Canadian Government’s AI consultation sparks strong ppposition from civil society groups

In an open letter to Ministers Mélanie Joly and Evan Solomon, more than 100 organisations and experts call for a longer consultation period, a more representative task force, and a rewritten survey free of leading language. They argue that Canada’s AI strategy demands careful engagement on issues ranging from labour exploitation and algorithmic discrimination to privacy risks and environmental impacts.

Canadian Government’s AI consultation sparks strong ppposition from civil society groups

Civil society groups in Canada have issued an open letter rejecting the federal government’s current public consultation on a new national AI strategy. The letter, sent to Industry Minister Mélanie Joly, Artificial Intelligence and Digital Innovation Minister Evan Solomon, and the AI Strategy Task Force at Innovation, Science and Economic Development Canada, argues that the government’s 30-day ‘National Sprint’ consultation is inadequate and risks producing an AI strategy that lacks public legitimacy.

The signatories, a broad coalition of civil society organisations, academics, human-rights advocates and community representatives, say the process is structurally flawed. Their concerns focus on the short timeline, the survey’s framing, and what they describe as an overemphasis on economic and industry priorities at the expense of human-rights protections. They also argue that the task force overseeing the consultation is missing representation from communities most affected by AI-related harms. The letter proposes three changes: extending the consultation deadline to 2 February 2026, redesigning the task force to be more representative, and revising the consultation survey to remove leading language.

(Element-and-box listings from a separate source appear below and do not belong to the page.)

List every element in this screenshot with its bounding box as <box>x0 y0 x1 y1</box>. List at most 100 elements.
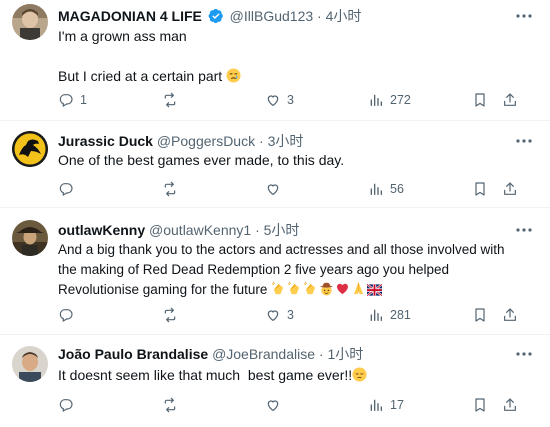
display-name[interactable]: MAGADONIAN 4 LIFE <box>58 8 202 24</box>
like-button[interactable]: 3 <box>265 90 294 110</box>
views-icon <box>370 399 382 411</box>
pensive-face-emoji-icon <box>352 367 367 382</box>
display-name[interactable]: Jurassic Duck <box>58 133 153 149</box>
crying-face-emoji-icon <box>226 68 241 83</box>
bookmark-button[interactable] <box>472 90 488 110</box>
views-button[interactable]: 56 <box>368 179 404 199</box>
view-count: 281 <box>390 308 411 322</box>
more-options-icon[interactable] <box>514 220 534 240</box>
heart-icon <box>267 310 279 322</box>
share-button[interactable] <box>502 179 518 199</box>
timestamp[interactable]: 5小时 <box>264 222 300 238</box>
tweet-line-text: It doesnt seem like that much best game … <box>58 367 353 383</box>
view-count: 56 <box>390 182 404 196</box>
tweet-reply[interactable]: Jurassic Duck @PoggersDuck · 3小时 One of … <box>0 121 550 208</box>
heart-icon <box>267 400 279 412</box>
bookmark-icon <box>475 182 485 196</box>
handle[interactable]: @PoggersDuck <box>157 133 255 149</box>
share-button[interactable] <box>502 305 518 325</box>
repost-icon <box>164 397 176 413</box>
tweet-line: And a big thank you to the actors and ac… <box>58 242 505 257</box>
reply-icon <box>59 399 73 413</box>
timestamp[interactable]: 1小时 <box>327 346 363 362</box>
share-icon <box>504 308 516 321</box>
bookmark-icon <box>475 398 485 412</box>
reply-icon <box>59 309 73 323</box>
separator: · <box>317 8 322 24</box>
share-icon <box>504 93 516 106</box>
tweet-text: And a big thank you to the actors and ac… <box>58 240 528 300</box>
like-button[interactable]: 3 <box>265 305 294 325</box>
tweet-text: I'm a grown ass man But I cried at a cer… <box>58 26 528 86</box>
views-button[interactable]: 17 <box>368 395 404 415</box>
tweet-line: Revolutionise gaming for the future <box>58 280 528 300</box>
avatar[interactable] <box>12 131 48 167</box>
repost-button[interactable] <box>162 90 184 110</box>
uk-flag-emoji-icon <box>366 282 383 297</box>
repost-icon <box>164 307 176 323</box>
reply-count: 1 <box>80 93 87 107</box>
heart-icon <box>267 184 279 196</box>
tweet-reply[interactable]: João Paulo Brandalise @JoeBrandalise · 1… <box>0 335 550 427</box>
cowboy-face-emoji-icon <box>319 281 334 296</box>
repost-button[interactable] <box>162 305 184 325</box>
reply-button[interactable] <box>58 179 80 199</box>
tweet-header: outlawKenny @outlawKenny1 · 5小时 <box>58 220 299 240</box>
like-button[interactable] <box>265 179 287 199</box>
clapping-hands-emoji-icon <box>271 281 286 296</box>
tweet-actions: 17 <box>50 395 540 415</box>
reply-button[interactable] <box>58 305 80 325</box>
display-name[interactable]: João Paulo Brandalise <box>58 346 208 362</box>
share-icon <box>504 398 516 411</box>
reply-button[interactable]: 1 <box>58 90 87 110</box>
reply-button[interactable] <box>58 395 80 415</box>
tweet-actions: 3 281 <box>50 305 540 325</box>
reply-icon <box>59 183 73 197</box>
timestamp[interactable]: 3小时 <box>268 133 304 149</box>
tweet-line: the making of Red Dead Redemption 2 five… <box>58 262 449 277</box>
bookmark-button[interactable] <box>472 179 488 199</box>
tweet-actions: 1 3 272 <box>50 90 540 110</box>
display-name[interactable]: outlawKenny <box>58 222 145 238</box>
like-button[interactable] <box>265 395 287 415</box>
tweet-actions: 56 <box>50 179 540 199</box>
tweet-line: One of the best games ever made, to this… <box>58 152 345 168</box>
views-button[interactable]: 272 <box>368 90 411 110</box>
repost-icon <box>164 92 176 108</box>
bookmark-button[interactable] <box>472 395 488 415</box>
separator: · <box>318 346 324 362</box>
view-count: 17 <box>390 398 404 412</box>
more-options-icon[interactable] <box>514 6 534 26</box>
reply-icon <box>59 94 73 108</box>
tweet-line: But I cried at a certain part <box>58 66 528 86</box>
tweet-reply[interactable]: MAGADONIAN 4 LIFE @IllBGud123 · 4小时 I'm … <box>0 0 550 121</box>
like-count: 3 <box>287 308 294 322</box>
tweet-text: It doesnt seem like that much best game … <box>58 365 528 385</box>
bookmark-icon <box>475 93 485 107</box>
tweet-line-text: Revolutionise gaming for the future <box>58 282 268 297</box>
tweet-reply[interactable]: outlawKenny @outlawKenny1 · 5小时 And a bi… <box>0 208 550 335</box>
avatar[interactable] <box>12 346 48 382</box>
share-button[interactable] <box>502 90 518 110</box>
separator: · <box>255 222 260 238</box>
share-button[interactable] <box>502 395 518 415</box>
handle[interactable]: @outlawKenny1 <box>149 222 251 238</box>
handle[interactable]: @IllBGud123 <box>230 8 313 24</box>
more-options-icon[interactable] <box>514 344 534 364</box>
repost-button[interactable] <box>162 179 184 199</box>
folded-hands-emoji-icon <box>351 281 366 296</box>
handle[interactable]: @JoeBrandalise <box>212 346 315 362</box>
tweet-line: It doesnt seem like that much best game … <box>58 365 528 385</box>
repost-button[interactable] <box>162 395 184 415</box>
more-options-icon[interactable] <box>514 131 534 151</box>
avatar[interactable] <box>12 4 48 40</box>
red-heart-emoji-icon <box>335 281 350 296</box>
avatar[interactable] <box>12 220 48 256</box>
tweet-header: João Paulo Brandalise @JoeBrandalise · 1… <box>58 344 363 364</box>
bookmark-icon <box>475 308 485 322</box>
bookmark-button[interactable] <box>472 305 488 325</box>
repost-icon <box>164 181 176 197</box>
timestamp[interactable]: 4小时 <box>326 8 362 24</box>
views-button[interactable]: 281 <box>368 305 411 325</box>
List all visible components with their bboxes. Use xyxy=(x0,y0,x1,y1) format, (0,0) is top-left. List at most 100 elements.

The submission outlines a wide set of documented risks linked to AI systems, including labour exploitation, socioeconomic inequality, environmental impacts of data-centre infrastructure, Indigenous data sovereignty concerns, algorithmic discrimination, gender-based violence enabled by deepfakes, threats to LGBTQ2SIA+ communities, mental-health risks, privacy violations, and reliability failures that contribute to a declining information environment. The signatories argue that these issues require careful, expert-informed discussion and cannot be addressed meaningfully under the current timeline.

Instead of participating in what they describe as ‘pseudo-consultation,’ the groups will run an independent People’s Consultation on AI, promising to publish submissions on 2 February 2026. The letter is endorsed by dozens of Canadian civil-society organisations, research institutes, labour groups, women’s rights organisations, digital-rights advocates and hundreds of academics and experts.